To inflict wounds on us, either through cross-border violations or through militancy and terrorism, has to be integral to any Pakistan strategy towards India. Let us not forget that it is a country which was reduced in half by Indian military action; something which has not happened to any major country in the last six decades. This is not a trauma that will be easily forgotten, either by the Pakistan Army or political dispensations in that country.
Apart from this, Pakistan will always seek military parity with India which, frankly, it enjoys even today, given our commitments on the other border. Add to this political support for it from China and our choices are not easy.

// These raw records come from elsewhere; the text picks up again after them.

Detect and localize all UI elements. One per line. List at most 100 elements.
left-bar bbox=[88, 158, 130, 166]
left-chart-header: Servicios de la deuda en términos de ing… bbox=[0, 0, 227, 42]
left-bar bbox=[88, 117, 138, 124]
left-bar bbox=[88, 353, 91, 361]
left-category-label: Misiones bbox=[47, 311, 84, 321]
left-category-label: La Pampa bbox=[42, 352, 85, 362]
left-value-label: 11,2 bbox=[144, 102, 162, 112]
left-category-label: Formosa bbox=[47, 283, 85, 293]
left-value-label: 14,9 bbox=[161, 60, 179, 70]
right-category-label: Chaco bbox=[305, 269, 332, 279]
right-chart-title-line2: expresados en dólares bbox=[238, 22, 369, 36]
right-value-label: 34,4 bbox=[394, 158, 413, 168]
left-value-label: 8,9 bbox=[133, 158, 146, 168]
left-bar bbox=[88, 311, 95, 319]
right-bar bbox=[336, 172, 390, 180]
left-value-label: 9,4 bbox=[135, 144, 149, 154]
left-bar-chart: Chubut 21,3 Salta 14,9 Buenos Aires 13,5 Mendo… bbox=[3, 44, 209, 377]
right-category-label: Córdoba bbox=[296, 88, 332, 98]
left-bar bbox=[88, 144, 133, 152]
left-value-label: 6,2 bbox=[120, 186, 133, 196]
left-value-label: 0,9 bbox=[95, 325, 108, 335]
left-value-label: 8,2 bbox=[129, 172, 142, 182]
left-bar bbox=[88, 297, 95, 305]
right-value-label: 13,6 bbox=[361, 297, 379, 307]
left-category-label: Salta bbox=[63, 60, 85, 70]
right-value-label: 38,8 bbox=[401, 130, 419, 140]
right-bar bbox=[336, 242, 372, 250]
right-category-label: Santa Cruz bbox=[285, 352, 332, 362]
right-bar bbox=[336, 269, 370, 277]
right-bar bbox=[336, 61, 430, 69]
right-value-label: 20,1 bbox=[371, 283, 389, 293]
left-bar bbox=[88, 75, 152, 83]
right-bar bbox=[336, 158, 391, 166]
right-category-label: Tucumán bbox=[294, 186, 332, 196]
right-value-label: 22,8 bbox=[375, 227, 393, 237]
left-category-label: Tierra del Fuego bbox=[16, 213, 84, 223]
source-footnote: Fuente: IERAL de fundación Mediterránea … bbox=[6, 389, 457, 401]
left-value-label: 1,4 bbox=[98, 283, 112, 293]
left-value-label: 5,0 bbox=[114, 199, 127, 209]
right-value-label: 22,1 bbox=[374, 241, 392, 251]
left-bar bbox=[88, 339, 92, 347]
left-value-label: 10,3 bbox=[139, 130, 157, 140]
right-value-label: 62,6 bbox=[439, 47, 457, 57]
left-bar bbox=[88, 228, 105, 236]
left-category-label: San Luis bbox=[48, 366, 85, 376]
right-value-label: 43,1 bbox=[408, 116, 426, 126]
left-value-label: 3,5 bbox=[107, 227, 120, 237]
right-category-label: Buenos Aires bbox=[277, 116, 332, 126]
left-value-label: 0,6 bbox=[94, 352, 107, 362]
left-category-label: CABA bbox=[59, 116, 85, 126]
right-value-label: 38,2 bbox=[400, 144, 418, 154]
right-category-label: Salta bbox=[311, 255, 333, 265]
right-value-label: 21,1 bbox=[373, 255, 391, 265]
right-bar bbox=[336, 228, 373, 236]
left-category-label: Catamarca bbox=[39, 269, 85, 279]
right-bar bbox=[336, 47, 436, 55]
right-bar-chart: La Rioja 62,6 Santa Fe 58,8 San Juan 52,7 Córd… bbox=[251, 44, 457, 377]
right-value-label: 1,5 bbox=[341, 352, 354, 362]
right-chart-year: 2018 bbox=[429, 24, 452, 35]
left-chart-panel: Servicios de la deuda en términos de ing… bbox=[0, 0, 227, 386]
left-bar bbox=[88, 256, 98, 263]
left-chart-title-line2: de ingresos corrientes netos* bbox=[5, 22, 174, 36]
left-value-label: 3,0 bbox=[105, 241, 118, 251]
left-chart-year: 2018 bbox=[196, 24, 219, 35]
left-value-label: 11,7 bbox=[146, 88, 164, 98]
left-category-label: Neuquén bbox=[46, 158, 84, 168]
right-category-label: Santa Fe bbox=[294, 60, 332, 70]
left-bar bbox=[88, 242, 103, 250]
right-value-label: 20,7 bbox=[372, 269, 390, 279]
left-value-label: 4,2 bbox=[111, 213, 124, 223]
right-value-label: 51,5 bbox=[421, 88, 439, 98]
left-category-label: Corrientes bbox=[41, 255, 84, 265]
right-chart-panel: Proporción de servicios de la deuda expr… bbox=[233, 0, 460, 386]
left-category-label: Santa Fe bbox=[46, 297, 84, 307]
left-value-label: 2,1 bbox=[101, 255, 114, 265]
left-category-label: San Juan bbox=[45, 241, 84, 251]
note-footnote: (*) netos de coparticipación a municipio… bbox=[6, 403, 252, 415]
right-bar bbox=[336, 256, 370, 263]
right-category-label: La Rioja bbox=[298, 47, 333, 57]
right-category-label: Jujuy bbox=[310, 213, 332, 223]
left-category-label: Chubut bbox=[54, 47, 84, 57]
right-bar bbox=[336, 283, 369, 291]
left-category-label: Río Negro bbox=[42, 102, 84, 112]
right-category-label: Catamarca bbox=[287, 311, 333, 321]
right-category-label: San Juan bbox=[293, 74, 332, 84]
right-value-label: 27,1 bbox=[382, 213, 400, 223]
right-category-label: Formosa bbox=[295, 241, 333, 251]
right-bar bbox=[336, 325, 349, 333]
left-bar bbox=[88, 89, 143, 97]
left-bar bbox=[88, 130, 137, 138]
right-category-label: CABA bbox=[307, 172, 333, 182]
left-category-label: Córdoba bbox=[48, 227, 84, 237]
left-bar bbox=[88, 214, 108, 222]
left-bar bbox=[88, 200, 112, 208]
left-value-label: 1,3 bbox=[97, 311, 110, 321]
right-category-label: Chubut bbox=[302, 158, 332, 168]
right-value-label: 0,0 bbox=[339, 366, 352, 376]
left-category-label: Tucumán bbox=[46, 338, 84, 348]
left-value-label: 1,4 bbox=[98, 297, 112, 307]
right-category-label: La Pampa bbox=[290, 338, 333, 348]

In short, the existing tensions are certain to continue and we will keep seeing actions from them and reactions by us, call them by whatever name.
The net result of all this is that in India, at least in the foreseeable future, Pakistan will continue to be seen as an enemy country by the great majority of people. This is the bottom line and any number of seminars and discussions will not help change this.
Therefore, for the Congress Party to have talked of India-Pakistan friendship was to commit hara-kiri. That such a relationship might come about at some period of time is a different matter, but at this stage we are closer to military confrontation than at any time since 1971. What will be its scope or duration is difficult to tell, but its possibility cannot be ruled out. Given the known positions of the two governments, it will not be surprising if this happens sooner rather than later, and if we look at some recent pronouncements of Pakistani terror groups, the new year could be worse than the one that has gone by.
In this scenario, the bulk of the responsibility will fall upon the Army, with the Air Force being a close adjunct. Neither is seriously superior to the adversary, and their capabilities need to be bolstered. The Navy enjoys that position but its role in a short-duration skirmish can only be so much.
It could be argued that any military conflict, even a skirmish, might bring in nuclear weapons into play and immediate global intervention. The first is hardly a possibility unless very serious damage is incurred by Pakistan; as for the second, Prime Minister Indira Gandhi coped with a tougher environment in her days. India’s position in the world is much stronger today. This is not to suggest that military conflict is imminent, but to point out that its possibility cannot be ruled out.
Therefore, clear and credible military superiority over Pakistan is essential; this alone will impose a degree of restraint on its anti-India activities. That country will continue to be seen in inimical terms by ordinary Indians and any school of thought that presently suggests friendship with it is doomed to failure. It is not so much Mr Aiyar’s “neech” comment that brought the Congress grief in Gujarat as the perception that it wanted to be “friendly” with the “enemy”. These are not the days to talk of India-Pak friendship.